The lack of competition across many sectors of Irish commercial life is undermining the competitivesess of the economy the Chairman of the Competition Authority has warned.
In a speech to the National Competitiveness Council today Dr John Fingleton singled out the slow pace of telecom deregulation among other sectors, pointing out that Ireland is bottom of the OECD league when it comes to broadband.
He said monopoly interests were still highly influential in determining policy and said it was essential if firms that employ and produce in Ireland are to have access to efficiently produced and competitively priced inputs.
"Markets in which competition is weak or absent are characterised by higher prices, lower output, less innovation and lower levels of buyer satisfaction. In many markets in Ireland, competition has been severely restricted or, in some cases, totally prevented by state regulation," he said.
Dr Fingleton urged the National Competitiveness Council to continue arguing for greater competition in sectors that supply exporting business.
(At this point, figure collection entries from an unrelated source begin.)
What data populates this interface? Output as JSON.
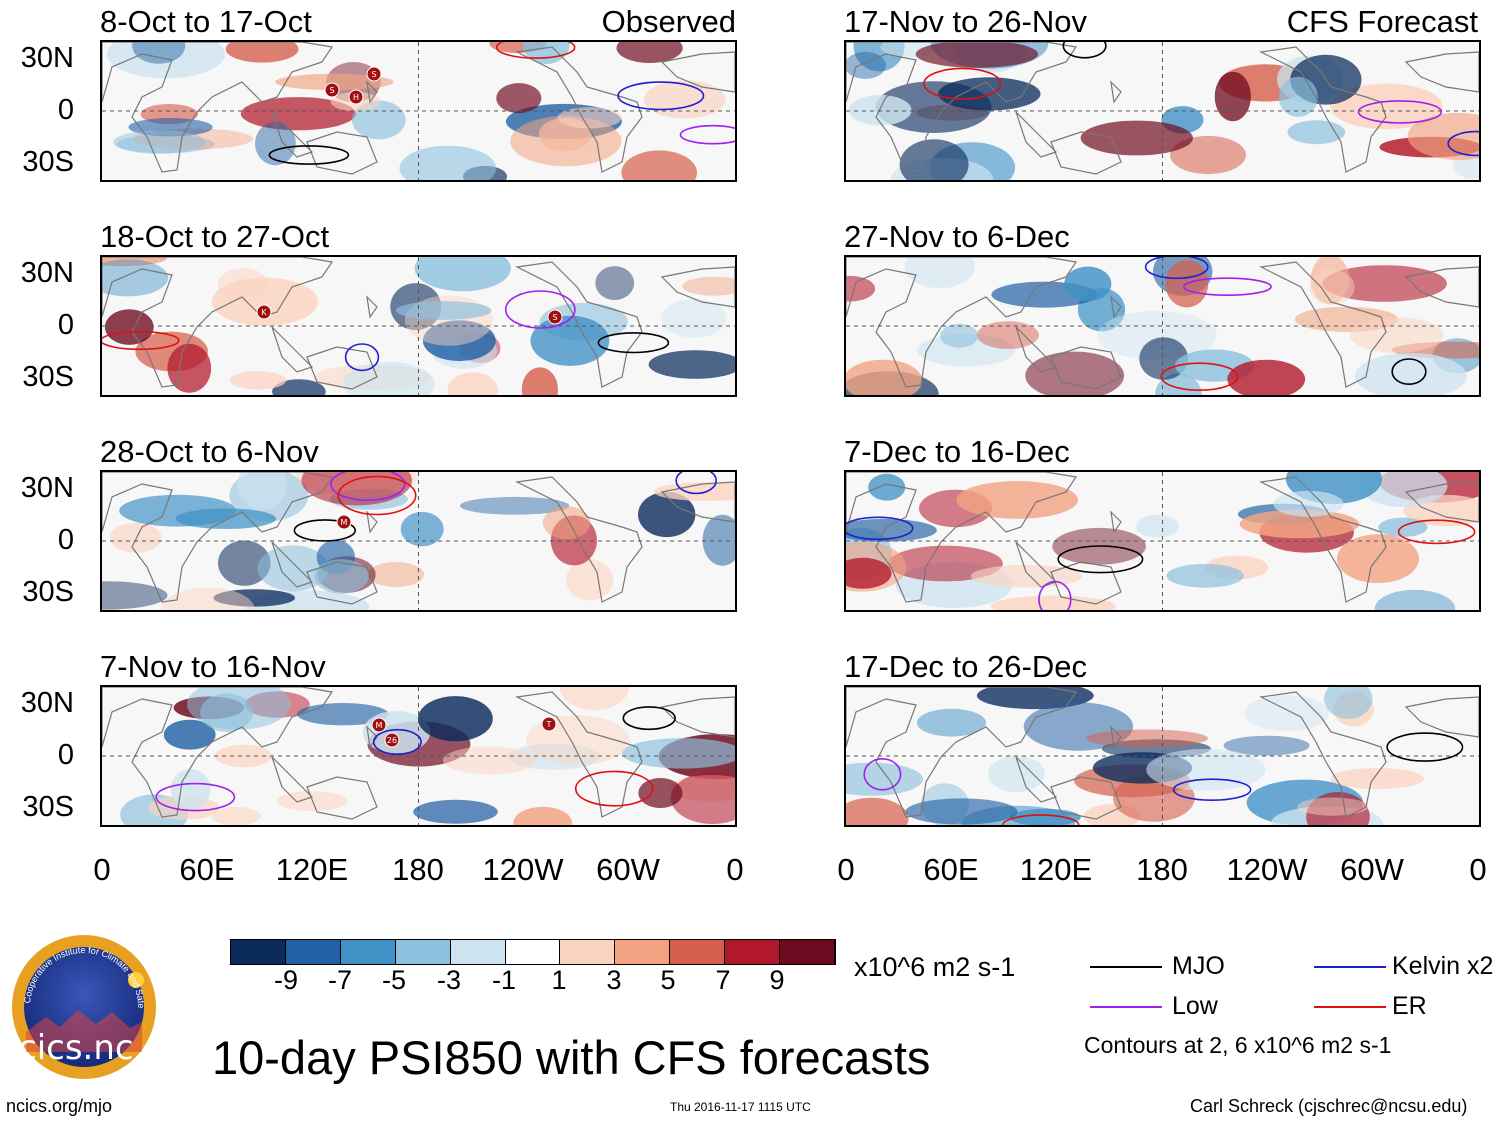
{
  "header": {
    "left_tag": "Observed",
    "right_tag": "CFS Forecast"
  },
  "observed_panels": [
    {
      "title": "8-Oct to 17-Oct",
      "storms": [
        "S",
        "S",
        "H"
      ]
    },
    {
      "title": "18-Oct to 27-Oct",
      "storms": [
        "K",
        "S"
      ]
    },
    {
      "title": "28-Oct to 6-Nov",
      "storms": [
        "M"
      ]
    },
    {
      "title": "7-Nov to 16-Nov",
      "storms": [
        "M",
        "26",
        "T"
      ]
    }
  ],
  "forecast_panels": [
    {
      "title": "17-Nov to 26-Nov"
    },
    {
      "title": "27-Nov to 6-Dec"
    },
    {
      "title": "7-Dec to 16-Dec"
    },
    {
      "title": "17-Dec to 26-Dec"
    }
  ],
  "y_axis_labels": [
    "30N",
    "0",
    "30S"
  ],
  "x_axis_labels": [
    "0",
    "60E",
    "120E",
    "180",
    "120W",
    "60W",
    "0"
  ],
  "colorbar": {
    "labels": [
      "-9",
      "-7",
      "-5",
      "-3",
      "-1",
      "1",
      "3",
      "5",
      "7",
      "9"
    ],
    "colors": [
      "#0a2b5c",
      "#2160a3",
      "#4191c6",
      "#8cc0dd",
      "#cde3f0",
      "#ffffff",
      "#fbd3c0",
      "#f2a482",
      "#d6604d",
      "#b2182b",
      "#6e0a1f"
    ],
    "units": "x10^6 m2 s-1"
  },
  "legend": {
    "items": [
      {
        "label": "MJO",
        "color": "#000000"
      },
      {
        "label": "Kelvin x2",
        "color": "#1f1fd0"
      },
      {
        "label": "Low",
        "color": "#a020f0"
      },
      {
        "label": "ER",
        "color": "#e01010"
      }
    ],
    "contours_note": "Contours at 2, 6 x10^6 m2 s-1"
  },
  "logo": {
    "text": "cics.nc",
    "ring_text": "Cooperative Institute for Climate and Satellites"
  },
  "title": "10-day PSI850 with CFS forecasts",
  "footer": {
    "left": "ncics.org/mjo",
    "center": "Thu 2016-11-17 1115 UTC",
    "right": "Carl Schreck (cjschrec@ncsu.edu)"
  }
}
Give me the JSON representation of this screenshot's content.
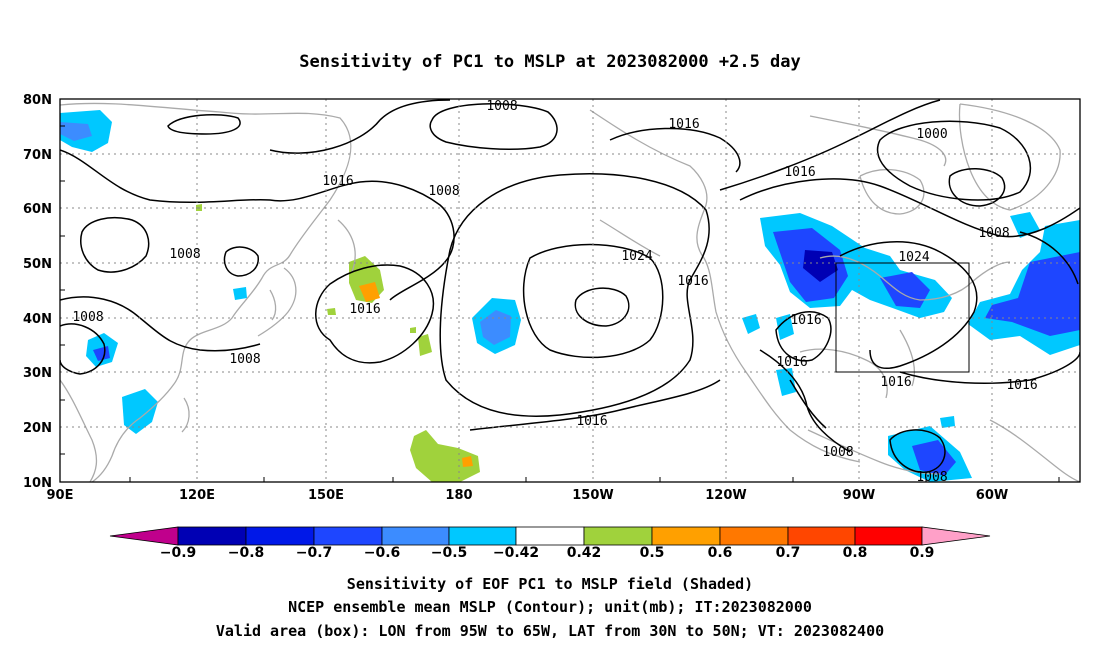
{
  "title": "Sensitivity of PC1 to MSLP at 2023082000 +2.5 day",
  "map": {
    "lat_ticks": [
      "80N",
      "70N",
      "60N",
      "50N",
      "40N",
      "30N",
      "20N",
      "10N"
    ],
    "lon_ticks": [
      "90E",
      "120E",
      "150E",
      "180",
      "150W",
      "120W",
      "90W",
      "60W"
    ],
    "extent": {
      "lon_min": 90,
      "lon_max": 310,
      "lat_min": 10,
      "lat_max": 80
    },
    "valid_box": {
      "lon_from": "95W",
      "lon_to": "65W",
      "lat_from": "30N",
      "lat_to": "50N"
    },
    "contour_labels": [
      "1008",
      "1016",
      "1008",
      "1008",
      "1008",
      "1016",
      "1008",
      "1016",
      "1024",
      "1016",
      "1016",
      "1000",
      "1016",
      "1008",
      "1024",
      "1016",
      "1016",
      "1016",
      "1016",
      "1008",
      "1008",
      "1016"
    ],
    "colors": {
      "neg_09": "#c0008c",
      "neg_08": "#0000b4",
      "neg_07": "#0018e8",
      "neg_06": "#1e46ff",
      "neg_05": "#3c8cff",
      "neg_042": "#00c8ff",
      "pos_042": "#a0d23c",
      "pos_05": "#ffa000",
      "pos_06": "#ff7800",
      "pos_07": "#ff4600",
      "pos_08": "#ff0000",
      "pos_09": "#ffa0c8",
      "coast": "#aaaaaa",
      "contour": "#000000"
    }
  },
  "colorbar": {
    "labels": [
      "−0.9",
      "−0.8",
      "−0.7",
      "−0.6",
      "−0.5",
      "−0.42",
      "0.42",
      "0.5",
      "0.6",
      "0.7",
      "0.8",
      "0.9"
    ]
  },
  "caption": {
    "line1": "Sensitivity of EOF PC1 to MSLP field (Shaded)",
    "line2": "NCEP ensemble mean MSLP (Contour); unit(mb); IT:2023082000",
    "line3": "Valid area (box): LON from 95W to 65W, LAT from 30N to 50N; VT: 2023082400"
  }
}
He said greater competition in consumer markets in sectors such as retail, transport, banking, communications, energy, and many private and public services would lead to lower prices.
Irish firms’ ability to serve consumer needs in the domestic market thereby making them better able to compete internationally would be a further consequence of greater competition he said.
"Ireland competes with other countries to retain and attract skilled individuals not just on salary and tax, but also on lifestyle factors.
"Greater competition in consumer markets is one factor that could improve the range and variety of competitively priced goods and services. This would make Ireland a more attractive location for such workers, and hence for investment," he said.